When Macie arrived at a thoroughfare which led to the wall, she dropped back onto the pavement. Right on cue, two motes sped out of an adjoining alleyway and began their cleaning task.
“Gee, can’t a girl take a dinner stroll,” she said, waving her pail at them in an exaggerated fashion. One of them shoved at her ankle, delivering a little spark of electricity from its outer casing that made her jump backwards, almost standing on the other mote.
“All right, all right, I’m going.” Physical contact was unusual. This one must have new programming— she would have to watch for that in the future.
Only when Macie arrived back at the wall and climbed the rusty ladder to the top, did they finally leave. With a salute to the scurrying motes, she turned her back on DarwinTwo’s towers with all their monotonous precision and sat down to gaze at the choppy sea.
She knew she ought to be afraid, like the numans. The first few floors of the city sat well below water level. If there was a breach of the old stone wall, it would be just as deadly for her organic form as for the technologically-augmented numans, yet the glistening blue waves always calmed her.
She squinted at the darkening horizon and wondered, not for the first time, if there was another girl sitting alone on another sea wall, somewhere across the ocean.

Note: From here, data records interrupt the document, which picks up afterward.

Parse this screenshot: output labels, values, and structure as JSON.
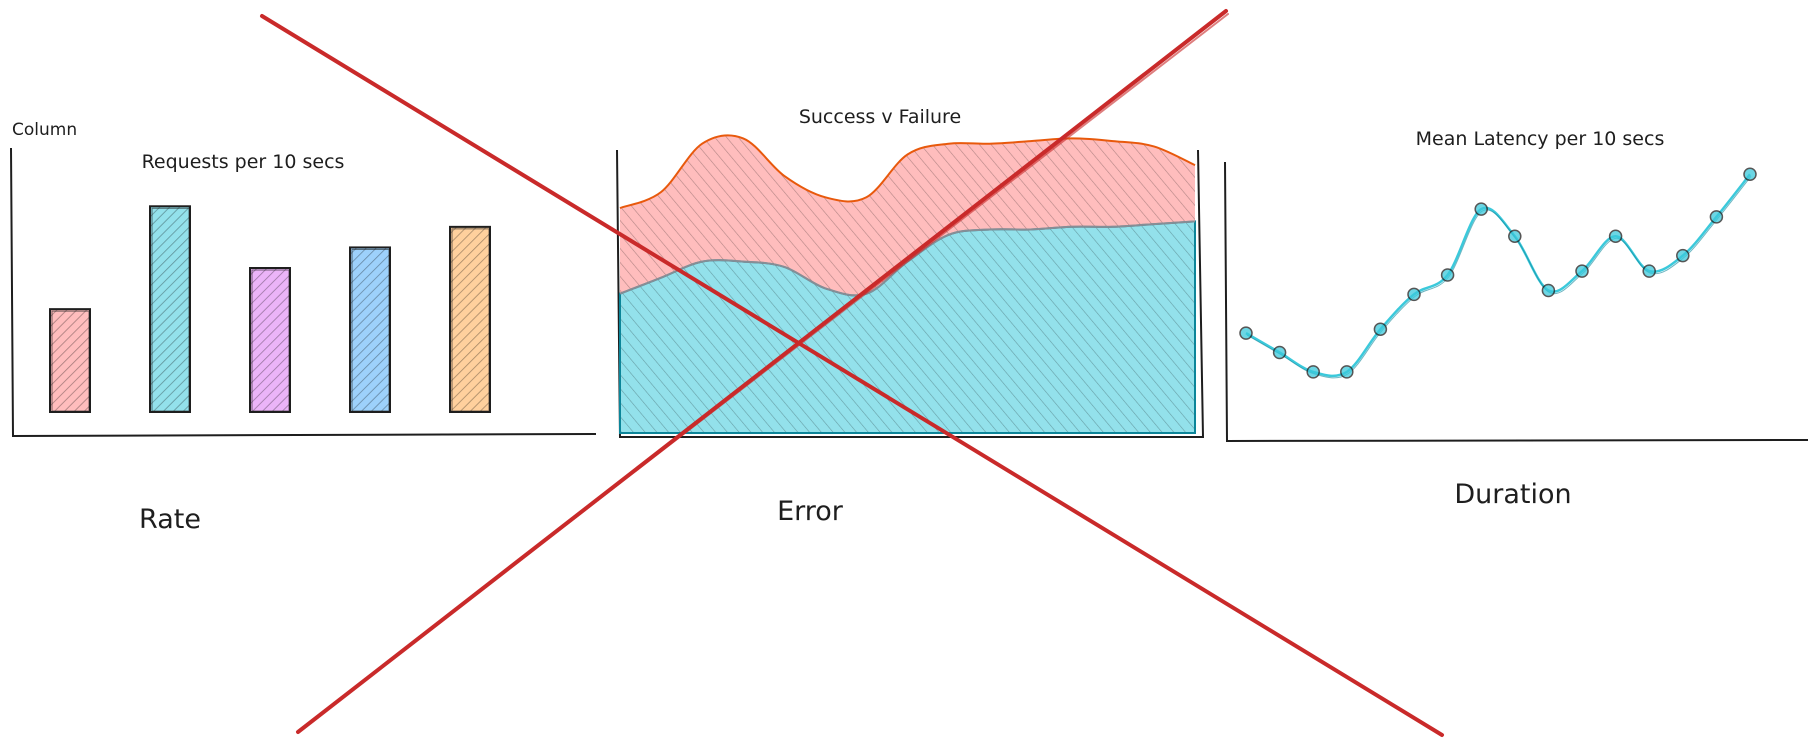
{
  "colors": {
    "ink": "#1e1e1e",
    "red": "#ff8787",
    "red_stroke": "#e8590c",
    "teal": "#3bc9db",
    "teal_stroke": "#0c8599",
    "purple": "#da77f2",
    "blue": "#4dabf7",
    "orange": "#ffa94d",
    "cross": "#c92a2a"
  },
  "top_left_label": "Column",
  "panel_labels": {
    "rate": "Rate",
    "error": "Error",
    "duration": "Duration"
  },
  "chart_data": [
    {
      "type": "bar",
      "title": "Requests per 10 secs",
      "categories": [
        "",
        "",
        "",
        "",
        ""
      ],
      "values": [
        5,
        10,
        7,
        8,
        9
      ],
      "bar_colors": [
        "#ff8787",
        "#3bc9db",
        "#da77f2",
        "#4dabf7",
        "#ffa94d"
      ],
      "ylim": [
        0,
        10.5
      ],
      "xlabel": "",
      "ylabel": "",
      "grid": false
    },
    {
      "type": "area",
      "title": "Success v Failure",
      "stacked": true,
      "x": [
        0,
        1,
        2,
        3,
        4,
        5,
        6,
        7,
        8,
        9,
        10,
        11,
        12,
        13,
        14
      ],
      "series": [
        {
          "values": [
            52,
            58,
            64,
            64,
            62,
            54,
            52,
            64,
            74,
            76,
            76,
            77,
            77,
            78,
            79
          ],
          "color": "#3bc9db"
        },
        {
          "values": [
            32,
            32,
            44,
            46,
            34,
            34,
            36,
            40,
            34,
            32,
            33,
            33,
            32,
            29,
            21
          ],
          "color": "#ff8787"
        }
      ],
      "ylim": [
        0,
        115
      ],
      "grid": false
    },
    {
      "type": "line",
      "title": "Mean Latency per 10 secs",
      "x": [
        1,
        2,
        3,
        4,
        5,
        6,
        7,
        8,
        9,
        10,
        11,
        12,
        13,
        14,
        15,
        16
      ],
      "values": [
        25,
        20,
        15,
        15,
        26,
        35,
        40,
        57,
        50,
        36,
        41,
        50,
        41,
        45,
        55,
        66
      ],
      "color": "#3bc9db",
      "marker": "circle",
      "ylim": [
        0,
        80
      ],
      "grid": false
    }
  ]
}
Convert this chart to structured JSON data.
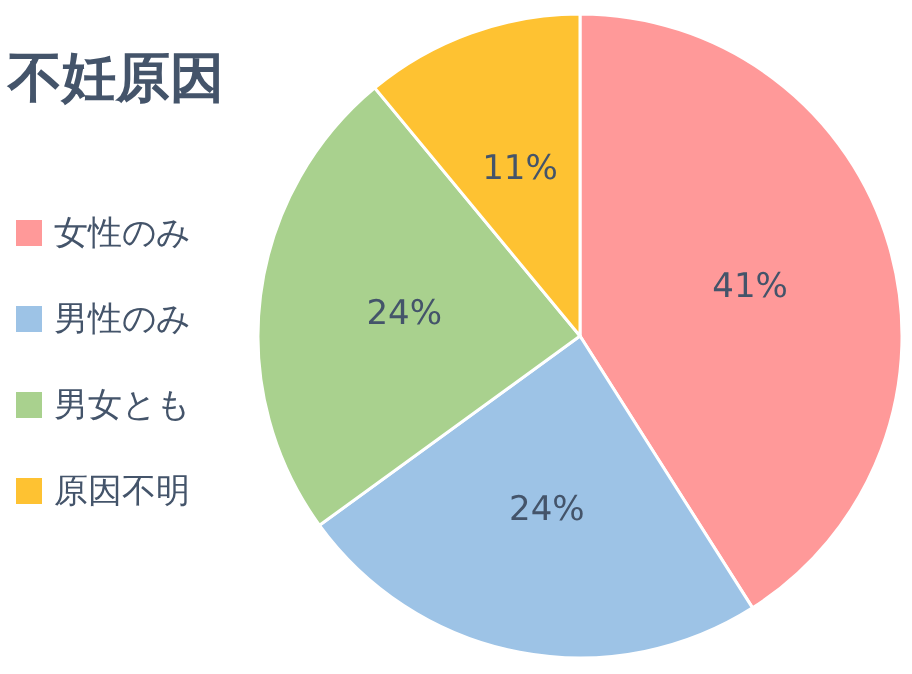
{
  "chart_data": {
    "type": "pie",
    "title": "不妊原因",
    "categories": [
      "女性のみ",
      "男性のみ",
      "男女とも",
      "原因不明"
    ],
    "values": [
      41,
      24,
      24,
      11
    ],
    "colors": [
      "#ff9999",
      "#9dc3e6",
      "#a9d18e",
      "#fec232"
    ],
    "value_labels": [
      "41%",
      "24%",
      "24%",
      "11%"
    ],
    "legend": "left"
  }
}
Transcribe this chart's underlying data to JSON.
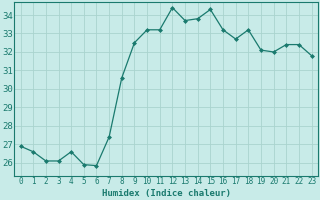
{
  "x": [
    0,
    1,
    2,
    3,
    4,
    5,
    6,
    7,
    8,
    9,
    10,
    11,
    12,
    13,
    14,
    15,
    16,
    17,
    18,
    19,
    20,
    21,
    22,
    23
  ],
  "y": [
    26.9,
    26.6,
    26.1,
    26.1,
    26.6,
    25.9,
    25.85,
    27.4,
    30.6,
    32.5,
    33.2,
    33.2,
    34.4,
    33.7,
    33.8,
    34.3,
    33.2,
    32.7,
    33.2,
    32.1,
    32.0,
    32.4,
    32.4,
    31.8
  ],
  "line_color": "#1a7a6e",
  "marker": "D",
  "marker_size": 2.0,
  "bg_color": "#c8ebe8",
  "grid_color": "#aad4ce",
  "xlabel": "Humidex (Indice chaleur)",
  "ylim": [
    25.3,
    34.7
  ],
  "xlim": [
    -0.5,
    23.5
  ],
  "yticks": [
    26,
    27,
    28,
    29,
    30,
    31,
    32,
    33,
    34
  ],
  "xticks": [
    0,
    1,
    2,
    3,
    4,
    5,
    6,
    7,
    8,
    9,
    10,
    11,
    12,
    13,
    14,
    15,
    16,
    17,
    18,
    19,
    20,
    21,
    22,
    23
  ],
  "xlabel_fontsize": 6.5,
  "ytick_fontsize": 6.5,
  "xtick_fontsize": 5.5,
  "linewidth": 0.9
}
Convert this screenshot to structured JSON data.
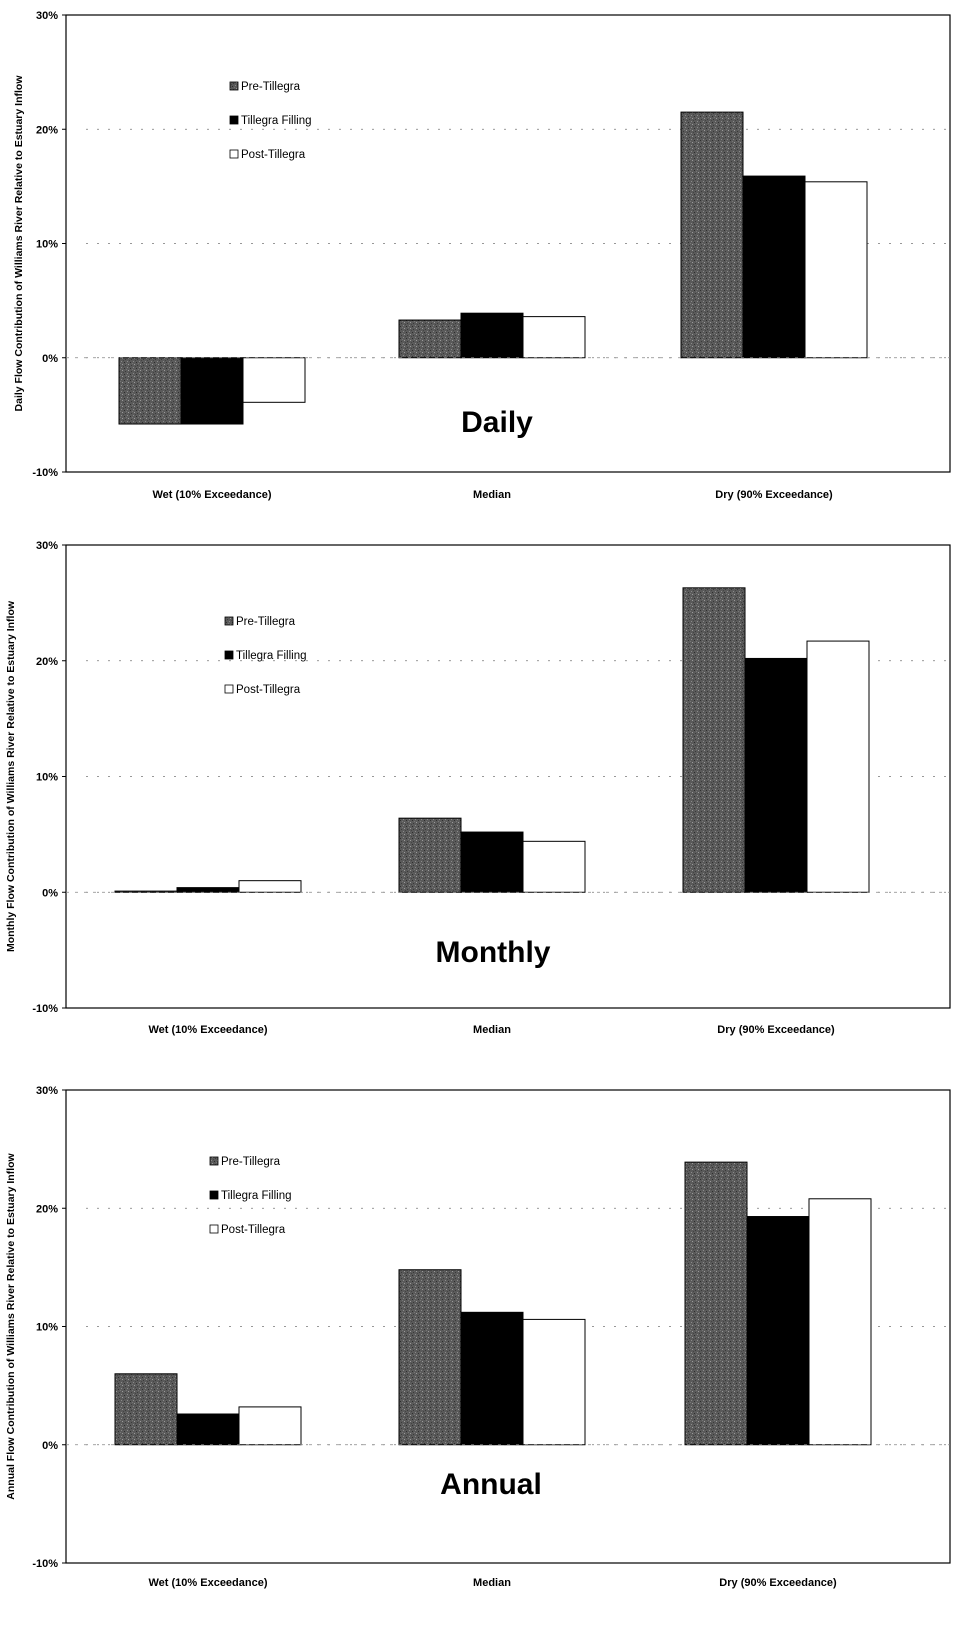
{
  "chart_data": [
    {
      "type": "bar",
      "title": "Daily",
      "ylabel": "Daily Flow Contribution of Williams River Relative to Estuary Inflow",
      "categories": [
        "Wet (10% Exceedance)",
        "Median",
        "Dry (90% Exceedance)"
      ],
      "series": [
        {
          "name": "Pre-Tillegra",
          "values": [
            -5.8,
            3.3,
            21.5
          ]
        },
        {
          "name": "Tillegra Filling",
          "values": [
            -5.8,
            3.9,
            15.9
          ]
        },
        {
          "name": "Post-Tillegra",
          "values": [
            -3.9,
            3.6,
            15.4
          ]
        }
      ],
      "ylim": [
        -10,
        30
      ],
      "yticks": [
        "30%",
        "20%",
        "10%",
        "0%",
        "-10%"
      ],
      "yticks_values": [
        30,
        20,
        10,
        0,
        -10
      ],
      "grid": true,
      "legend": "top-left"
    },
    {
      "type": "bar",
      "title": "Monthly",
      "ylabel": "Monthly Flow Contribution of Williams River Relative to Estuary Inflow",
      "categories": [
        "Wet (10% Exceedance)",
        "Median",
        "Dry (90% Exceedance)"
      ],
      "series": [
        {
          "name": "Pre-Tillegra",
          "values": [
            0.1,
            6.4,
            26.3
          ]
        },
        {
          "name": "Tillegra Filling",
          "values": [
            0.4,
            5.2,
            20.2
          ]
        },
        {
          "name": "Post-Tillegra",
          "values": [
            1.0,
            4.4,
            21.7
          ]
        }
      ],
      "ylim": [
        -10,
        30
      ],
      "yticks": [
        "30%",
        "20%",
        "10%",
        "0%",
        "-10%"
      ],
      "yticks_values": [
        30,
        20,
        10,
        0,
        -10
      ],
      "grid": true,
      "legend": "top-left"
    },
    {
      "type": "bar",
      "title": "Annual",
      "ylabel": "Annual Flow Contribution of Williams River Relative to Estuary Inflow",
      "categories": [
        "Wet (10% Exceedance)",
        "Median",
        "Dry (90% Exceedance)"
      ],
      "series": [
        {
          "name": "Pre-Tillegra",
          "values": [
            6.0,
            14.8,
            23.9
          ]
        },
        {
          "name": "Tillegra Filling",
          "values": [
            2.6,
            11.2,
            19.3
          ]
        },
        {
          "name": "Post-Tillegra",
          "values": [
            3.2,
            10.6,
            20.8
          ]
        }
      ],
      "ylim": [
        -10,
        30
      ],
      "yticks": [
        "30%",
        "20%",
        "10%",
        "0%",
        "-10%"
      ],
      "yticks_values": [
        30,
        20,
        10,
        0,
        -10
      ],
      "grid": true,
      "legend": "top-left"
    }
  ],
  "colors": {
    "Pre-Tillegra": "#5a5a5a",
    "Tillegra Filling": "#000000",
    "Post-Tillegra": "#ffffff"
  }
}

Possibly a technologically incompatible girl like her.
A small swell hit the wall, sending a spritz of cool water up to her toes—the smell of salty brine pulling her back to the job at hand. The motes would expect her to walk the evening perimeter check soon, yet the closed dinner pail was still in her lap. It was time to finish her grandmother’s mission.
Macie unlatched the clip on the side of the pail and opened the lid. It made her instantly queasy to see the clear plastic bag inside; its dusty contents telling an old story she had heard too many times before.
As she read the label attached to the bag, tears welled in her eyes.
Emily Banks, terminated at 9 months of age.
Designation: incompatible DNA.
Macie opened the little bag, said an old prayer for the dead she remembered from Vala long ago, and scattered Baby Emily’s ashes into the water.